Maewyn Succat, plus connu sous le nom de saint Patrick, serait né en 385 en Écosse. C'est en son honneur que les Irlandais, où qu'ils soient, célèbrent son nom le 17 mars, date d'anniversaire de sa mort (en 461). Très symbolique et populaire, ce jour férié depuis 1903 en Irlande est l'occasion de célébrer l'évangélisateur de l'île Verte et de porter une feuille de trèfle à la boutonnière.

Invasions vikings

Mais cette christianisation de l'Irlande s'était faite sans organisation politique centralisatrice, si bien que les Vikings, au VIIIe siècle, mieux armés et plus aptes au combat, réussirent en plusieurs attaques successives à soumettre la population et à s'installer sur plusieurs sites stratégiques. Dès 840, ils fondaient des campements fortifiés qui allaient connaître un long avenir : Dublin, Wexford, Waterford, Cork, Limerick... Dublin fut fondé en 841 par les Norvégiens, qui l'appelèrent Dubh Linn (" mare noire "), en raison de la couleur sombre de son fleuve, la Liffey. Ces villes, qui constituaient de hauts lieux stratégiques pour les Vikings, favorisèrent le développement du commerce de l'île.

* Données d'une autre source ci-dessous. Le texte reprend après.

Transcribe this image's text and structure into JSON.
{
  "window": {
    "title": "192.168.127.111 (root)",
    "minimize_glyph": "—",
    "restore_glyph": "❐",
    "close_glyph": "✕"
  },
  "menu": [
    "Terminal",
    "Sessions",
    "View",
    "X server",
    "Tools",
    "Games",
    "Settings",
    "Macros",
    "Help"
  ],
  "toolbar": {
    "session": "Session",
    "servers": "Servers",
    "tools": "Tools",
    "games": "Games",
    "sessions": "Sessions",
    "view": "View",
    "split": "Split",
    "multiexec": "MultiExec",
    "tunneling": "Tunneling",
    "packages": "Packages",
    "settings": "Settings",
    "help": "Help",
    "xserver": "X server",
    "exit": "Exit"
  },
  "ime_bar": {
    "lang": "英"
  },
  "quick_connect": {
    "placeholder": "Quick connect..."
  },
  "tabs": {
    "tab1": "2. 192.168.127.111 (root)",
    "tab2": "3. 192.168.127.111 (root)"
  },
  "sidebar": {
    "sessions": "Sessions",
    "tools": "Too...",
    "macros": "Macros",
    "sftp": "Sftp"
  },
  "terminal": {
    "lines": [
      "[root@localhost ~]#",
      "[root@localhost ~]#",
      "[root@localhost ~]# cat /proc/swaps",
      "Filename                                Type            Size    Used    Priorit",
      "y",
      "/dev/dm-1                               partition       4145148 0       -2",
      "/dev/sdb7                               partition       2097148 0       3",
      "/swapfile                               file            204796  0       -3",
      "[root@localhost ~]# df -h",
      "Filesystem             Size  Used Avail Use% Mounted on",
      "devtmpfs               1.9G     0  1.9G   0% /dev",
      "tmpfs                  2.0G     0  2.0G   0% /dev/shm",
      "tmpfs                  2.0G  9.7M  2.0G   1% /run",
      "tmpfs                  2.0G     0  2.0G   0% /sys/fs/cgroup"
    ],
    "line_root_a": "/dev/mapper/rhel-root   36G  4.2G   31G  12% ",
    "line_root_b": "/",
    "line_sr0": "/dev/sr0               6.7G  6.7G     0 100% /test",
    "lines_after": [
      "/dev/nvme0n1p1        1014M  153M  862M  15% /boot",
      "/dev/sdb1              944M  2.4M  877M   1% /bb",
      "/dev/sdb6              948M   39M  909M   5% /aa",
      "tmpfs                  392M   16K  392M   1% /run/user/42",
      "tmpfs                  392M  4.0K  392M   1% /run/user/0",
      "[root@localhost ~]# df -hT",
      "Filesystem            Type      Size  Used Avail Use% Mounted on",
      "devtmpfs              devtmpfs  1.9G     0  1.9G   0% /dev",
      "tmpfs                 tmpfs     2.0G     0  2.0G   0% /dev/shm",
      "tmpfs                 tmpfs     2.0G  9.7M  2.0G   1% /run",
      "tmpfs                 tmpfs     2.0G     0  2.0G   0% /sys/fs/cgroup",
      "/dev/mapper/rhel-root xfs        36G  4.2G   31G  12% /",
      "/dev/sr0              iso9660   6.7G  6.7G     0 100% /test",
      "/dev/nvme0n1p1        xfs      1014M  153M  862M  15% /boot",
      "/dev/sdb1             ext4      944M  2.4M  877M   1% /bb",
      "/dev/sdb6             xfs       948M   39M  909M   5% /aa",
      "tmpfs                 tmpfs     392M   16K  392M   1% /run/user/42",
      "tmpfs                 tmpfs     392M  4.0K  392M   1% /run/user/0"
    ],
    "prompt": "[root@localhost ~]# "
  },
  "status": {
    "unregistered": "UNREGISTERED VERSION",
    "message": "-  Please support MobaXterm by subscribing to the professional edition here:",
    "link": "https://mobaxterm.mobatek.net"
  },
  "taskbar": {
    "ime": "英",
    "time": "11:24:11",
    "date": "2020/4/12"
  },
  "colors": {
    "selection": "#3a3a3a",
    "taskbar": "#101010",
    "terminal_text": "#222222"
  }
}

Les IXe et Xe siècles furent marqués par des combats incessants contre l'envahisseur viking, qui pillait les richesses des sites monastiques. C'est à cette époque que furent érigées les fameuses tours rondes à fonction défensive. En 1014, Brian Boru, chef ambitieux et légendaire, prenait le titre de haut roi et réussissait à vaincre les Vikings à Clontarf, où il perdit la vie. Cette bataille marqua la fin des conquêtes scandinaves et la reprise d'influence de l'Eglise chrétienne.

Invasions anglo-normandes

L'Irlande restait cependant toujours très désunie et sujette à des conflits internes. Pendant les 150 années qui suivirent la bataille de Clontarf, le pays fut ravagé, tandis que trois familles rivales se disputaient la haute royauté : les O'Brien de Munster (qui descendaient de Brian Boru), les O'Neill d'Ulster et les O'Connor de Connaught (Connacht). Fort de ce désordre politique, le roi d'Angleterre Henry II (1133-1189), avec l'appui du pape Adrien IV, se décida à coloniser le pays avec l'aide des barons normands en quête de terres et d'aventures. Parmi eux se trouvait le fameux Richard de Clare, comte de Pembroke (plus connu sous le nom de " Strongbow "), qui devint comte de Leinster.

Cette invasion des barons normands, inachevée d'une certaine façon, fut source de civilisation : administration, châteaux, abbayes, développement et construction de villes, tandis que le roi d'Angleterre tentait de contenir la voracité de ces alliés gourmands.

Finalement, en 1182, Henry II, bien décidé à ne pas tolérer les velléités d'indépendance de ses barons, traversa la mer jusqu'en Irlande, à la tête d'une puissante armée. Il instaura une suzeraineté d'Irlande qui devait durer près de 400 ans.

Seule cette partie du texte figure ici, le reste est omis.